Engineering knowledge also enables an understanding of why another factor uncontrollable by hospitals – the annual percentage of admissions that are emergent or urgent – affects a hospital’s lowest attainable cost per admission.  For example, if 95 percent of a hospital’s admissions are scheduled admissions and 5 percent are emergencies that arrive randomly, Queuing Theory demonstrates that it will be able to safely manage a 90 percent or higher bed occupancy.  However, if only 5 percent of its admissions were scheduled, the hospital could not operate safely at more than 80 percent occupancy and will thus incur a higher cost per admission.  Indeed, any attempt to increase its bed occupancy above 80 percent would lead to higher patient morbidity and mortality due to delays, periodic nurse overloading and consequent medical errors.  In summary, engineering science informs designers of hospital payment reform that both its size and its pattern of patient arrival governs a hospital’s lowest safely-attainable cost per admission.


There is widespread agreement that per capita health care expenditure growth in excess of GDP growth, particularly in Medicare, is unsustainable. Given the large percentage of US health care costs consumed by hospital inpatient care, payer pressure on hospital margins is inevitable and already embedded in the Affordable Care Act.

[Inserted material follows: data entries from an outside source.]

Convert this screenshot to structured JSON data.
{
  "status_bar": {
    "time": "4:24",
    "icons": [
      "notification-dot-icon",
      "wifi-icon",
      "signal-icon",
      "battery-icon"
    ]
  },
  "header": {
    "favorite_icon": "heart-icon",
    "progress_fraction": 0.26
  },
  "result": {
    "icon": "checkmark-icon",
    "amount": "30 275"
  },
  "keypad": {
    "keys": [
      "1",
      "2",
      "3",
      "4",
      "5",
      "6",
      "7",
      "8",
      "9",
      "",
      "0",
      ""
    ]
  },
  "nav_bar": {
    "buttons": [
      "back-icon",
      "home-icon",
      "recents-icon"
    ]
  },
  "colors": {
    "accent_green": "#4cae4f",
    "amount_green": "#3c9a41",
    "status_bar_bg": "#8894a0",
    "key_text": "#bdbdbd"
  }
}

Insights from engineering science offer health care payers an important opportunity to fine-tune DRG-based payments and wider hospital payment bundles likely to be implemented by the new CMS Innovation Center.  As Medicare and other payers renew their effort after health reform to gear payment to what is required by an “efficient hospital,” payment fairness depends on the use of this science.

Engineering science also offers a major short-term opportunity for hospitals to lower their operating cost substantially and improve quality of care.  The application of Queuing Theory and Variability Methodology to “smooth” hospital admissions likely represents the single largest single opportunity for surgeons and hospital leaders to improve the affordability of their care and, thereby, of U.S. health insurance. Early hospital adopters such as Cincinnati Children’s Hospital (CCH) have been able to increase hospital throughput capability by more than 15 percent without increasing staff or capital spending , thereby avoiding construction by CCH of 100 new beds and capital expenditures of over $1 million per bed. If the experience of early hospital adopters proves generalizable, it will reduce U.S. hospital cost per admission by ~15 percent. Since hospitalizations, including outpatient procedures, consume about 30 percent of US health care spending, this single improvement would reduce the cost of U.S. health insurance by roughly 4-5 percent if hospitals pass savings through to insurers and insurers, in turn, to insurance buyers. It is also likely to reduce hospital mortality by sparing hospital nursing units preventable bulges in the number of new patients they must admit in a single day.

The Affordable Care Act did not require major sacrifices by hospitals and physicians. Americans now need hospital, surgeon, and physician leaders to deploy Variability Methodology and other operation management methods such as Queuing Theory quickly to smooth their daily rate of admissions, and then learn how they can use other engineering tools to improve the value of U.S. hospitals to society.  In return, hospital payers should use the same engineering tools to improve the fairness of current and new bundled hospital payment methods.